Part of Shidduchim 101 – Part 3
A girl wants to feel taken care of by her future husband. When a boy holds open the door for her, she gets this sensation. Of course, he isn’t really taking care of her yet, but her feelings may mean more to her than reality. When the boy fumbles with the keys, it ruins this sensation, and the effect of holding open the door is lost. However, if he doesn’t open the door, she may think that he doesn’t care about her. Therefore, if you forget to open the door, just say “oh, I forgot to open the door.” This way she understands what you were thinking, and won’t hold it against you.
Many boys would rather skip this whole show. It seems pointless to make believe he is taking care of a girl who is really still a stranger to him. You may want to consider this. The first time, open the door and say “it seems a little bit strange to me, but this is what I was told to do.” Many girls will answer “it’s ok, I’ll do it myself.” If she wants it anyway, well, then do so. However, depending on the girl’s personality and her family’s origin, this may be very important to her. She may be offended that he doesn’t show interest in pampering her. Every boy and every girl are different.
7 Responses
Holding open a door is called “common courtesy.” Where I live (Toronto), it’s common for people going into or out of a subway station to pause as they’re going through the door and hold it open long enough for the person behind to catch up so that they don’t have to open the door. If strangers can do this for each other, a guy doing something similar for a date should be even more basic as etiquette. Haven’t any of you learned simple social manners?
“why are girls on this site?” um–because presumably this site is meant as an actual help with going out with them–not self-decided, self-referential opinions??
Always good to consider–a good number of these strange creatures, whom you are going out with, but seem to wish no input from, do not need chivalry or pampering (sic!), but rather a guy who considers his date his equal and engages with her respectfully.
no girl feels pampered when the guy holds the door open. it’s just awkward and a tznius issue.
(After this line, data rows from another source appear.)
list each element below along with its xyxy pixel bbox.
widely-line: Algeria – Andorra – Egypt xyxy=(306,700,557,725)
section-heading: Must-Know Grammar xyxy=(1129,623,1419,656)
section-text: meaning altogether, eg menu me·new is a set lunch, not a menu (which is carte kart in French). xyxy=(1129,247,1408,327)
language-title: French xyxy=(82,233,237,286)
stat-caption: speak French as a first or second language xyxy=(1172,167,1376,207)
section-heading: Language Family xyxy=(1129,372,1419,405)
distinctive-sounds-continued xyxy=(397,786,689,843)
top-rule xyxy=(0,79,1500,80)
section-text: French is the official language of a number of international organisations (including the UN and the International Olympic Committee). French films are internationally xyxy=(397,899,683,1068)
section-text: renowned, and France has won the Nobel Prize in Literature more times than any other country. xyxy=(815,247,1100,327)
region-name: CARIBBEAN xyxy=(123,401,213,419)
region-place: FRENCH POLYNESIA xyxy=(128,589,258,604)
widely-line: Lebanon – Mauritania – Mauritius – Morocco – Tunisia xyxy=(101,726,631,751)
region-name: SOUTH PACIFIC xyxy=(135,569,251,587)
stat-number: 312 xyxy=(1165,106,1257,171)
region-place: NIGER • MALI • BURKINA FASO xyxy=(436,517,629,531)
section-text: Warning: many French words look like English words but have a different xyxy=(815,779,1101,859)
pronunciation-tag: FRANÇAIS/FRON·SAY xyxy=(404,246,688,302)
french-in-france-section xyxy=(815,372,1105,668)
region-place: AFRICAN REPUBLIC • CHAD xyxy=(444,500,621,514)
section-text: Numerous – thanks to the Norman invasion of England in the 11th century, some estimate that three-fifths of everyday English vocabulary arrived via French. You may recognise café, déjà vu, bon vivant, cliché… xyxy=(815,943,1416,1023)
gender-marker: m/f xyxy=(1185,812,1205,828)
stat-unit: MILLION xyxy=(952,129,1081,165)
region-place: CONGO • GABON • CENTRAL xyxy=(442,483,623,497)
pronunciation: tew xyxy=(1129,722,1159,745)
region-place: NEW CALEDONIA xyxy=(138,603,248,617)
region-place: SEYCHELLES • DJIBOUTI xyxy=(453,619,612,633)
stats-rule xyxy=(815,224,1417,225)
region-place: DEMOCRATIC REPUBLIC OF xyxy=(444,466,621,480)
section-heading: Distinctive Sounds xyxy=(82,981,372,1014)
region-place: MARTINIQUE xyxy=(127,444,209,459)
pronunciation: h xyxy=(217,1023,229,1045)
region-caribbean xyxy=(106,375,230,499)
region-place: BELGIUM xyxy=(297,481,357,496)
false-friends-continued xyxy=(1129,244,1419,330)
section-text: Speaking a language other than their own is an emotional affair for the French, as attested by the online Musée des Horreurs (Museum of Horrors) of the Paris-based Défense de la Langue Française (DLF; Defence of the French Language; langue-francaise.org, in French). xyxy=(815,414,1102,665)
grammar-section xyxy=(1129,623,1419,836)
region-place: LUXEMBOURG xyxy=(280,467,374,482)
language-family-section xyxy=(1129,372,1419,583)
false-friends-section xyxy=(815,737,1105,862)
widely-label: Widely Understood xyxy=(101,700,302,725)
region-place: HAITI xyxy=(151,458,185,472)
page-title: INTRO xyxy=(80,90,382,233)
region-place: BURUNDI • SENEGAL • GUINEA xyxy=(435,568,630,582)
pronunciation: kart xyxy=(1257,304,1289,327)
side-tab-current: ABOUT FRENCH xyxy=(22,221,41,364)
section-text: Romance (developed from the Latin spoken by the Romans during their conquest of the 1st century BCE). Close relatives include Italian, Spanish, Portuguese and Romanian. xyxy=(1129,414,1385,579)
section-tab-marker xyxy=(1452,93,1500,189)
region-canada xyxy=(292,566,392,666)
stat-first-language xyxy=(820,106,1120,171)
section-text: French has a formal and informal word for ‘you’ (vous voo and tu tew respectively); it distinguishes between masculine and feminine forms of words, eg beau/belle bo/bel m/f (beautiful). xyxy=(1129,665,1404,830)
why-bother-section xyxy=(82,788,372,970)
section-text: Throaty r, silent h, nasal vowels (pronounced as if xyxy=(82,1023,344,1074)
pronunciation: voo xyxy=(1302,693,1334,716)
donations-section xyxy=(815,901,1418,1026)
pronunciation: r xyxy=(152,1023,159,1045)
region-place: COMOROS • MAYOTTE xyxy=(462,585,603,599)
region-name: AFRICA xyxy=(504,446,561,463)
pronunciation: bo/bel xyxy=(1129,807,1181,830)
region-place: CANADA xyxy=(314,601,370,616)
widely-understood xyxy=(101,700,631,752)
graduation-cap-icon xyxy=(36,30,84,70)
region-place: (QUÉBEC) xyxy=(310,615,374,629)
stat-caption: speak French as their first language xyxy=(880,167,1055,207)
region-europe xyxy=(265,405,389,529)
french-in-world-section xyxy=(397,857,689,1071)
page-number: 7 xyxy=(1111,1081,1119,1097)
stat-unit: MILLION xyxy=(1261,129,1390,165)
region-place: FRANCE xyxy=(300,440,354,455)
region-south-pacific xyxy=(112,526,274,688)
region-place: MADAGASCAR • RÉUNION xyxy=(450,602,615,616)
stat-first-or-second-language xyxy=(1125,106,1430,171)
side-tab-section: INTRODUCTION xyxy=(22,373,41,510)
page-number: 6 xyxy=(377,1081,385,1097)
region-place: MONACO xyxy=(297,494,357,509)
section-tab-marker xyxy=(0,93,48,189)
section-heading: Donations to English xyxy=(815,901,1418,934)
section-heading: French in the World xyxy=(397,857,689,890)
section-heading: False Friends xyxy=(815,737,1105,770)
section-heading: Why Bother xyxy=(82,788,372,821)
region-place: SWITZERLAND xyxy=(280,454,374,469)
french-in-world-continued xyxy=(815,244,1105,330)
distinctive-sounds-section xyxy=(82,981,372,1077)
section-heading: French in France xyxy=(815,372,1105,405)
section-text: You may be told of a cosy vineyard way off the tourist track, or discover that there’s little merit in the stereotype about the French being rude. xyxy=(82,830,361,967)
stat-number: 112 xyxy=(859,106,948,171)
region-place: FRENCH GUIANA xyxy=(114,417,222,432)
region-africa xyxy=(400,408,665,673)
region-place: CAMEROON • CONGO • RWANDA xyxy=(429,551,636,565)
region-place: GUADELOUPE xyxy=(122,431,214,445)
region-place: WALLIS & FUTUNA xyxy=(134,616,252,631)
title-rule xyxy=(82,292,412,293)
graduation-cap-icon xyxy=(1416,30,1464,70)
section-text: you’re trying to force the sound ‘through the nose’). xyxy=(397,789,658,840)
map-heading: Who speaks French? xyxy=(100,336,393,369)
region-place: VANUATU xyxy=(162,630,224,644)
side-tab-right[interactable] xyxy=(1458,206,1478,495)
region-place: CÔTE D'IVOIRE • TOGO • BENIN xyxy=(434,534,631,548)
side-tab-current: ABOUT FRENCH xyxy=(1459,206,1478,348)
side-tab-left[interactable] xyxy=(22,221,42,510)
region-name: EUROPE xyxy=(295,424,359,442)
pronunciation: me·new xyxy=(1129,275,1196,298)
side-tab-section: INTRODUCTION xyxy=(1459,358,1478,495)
I think it is just to show you can be a gentleman. So if you say “I was told to do this” you lose the whole point. As far as tznius is concerned, you don’t need to stand there and watch her get into the car, just open the door and start heading to the drivers seat. She can close the door herself.
“speaking as one who’s had the door held open….” what are girls doing on this site?? and why is such a comment let through??
That’s completely wrong. Speaking as one who’s had the door held open and not, it is a little thing that, in my experience, will immediately bring you up a notch in the girl’s eyes. Even though she is 10000% capable of opening her own door, its a very clear unspoken message that you are a mentsch who will treat her with respect. This is a real ‘guy vs girl mentality’ situation, because its really about the emotions (which is really the girl’s domain), not about the actual act of holding open a door. Most girls, even if they downplay it out of embarrassment and fear of being seen as vulnerable, will feel valued, appreciated, respected, and taken care of, and will definitely hold you in higher esteem. Why risk offending a girl, who is deep down hoping you’ll do the gentlemanly thing, just because you think its silly?
but which girl actually wants it?
it’s just demeaning and awkward. yes, girls want to be pampered and taken care of. yes, they want a husband whos a gentleman, but they don’t want you to open the door for them. instead, ask them what they like and mention the different reasons you think you can fill those desires- obviously not in the same context.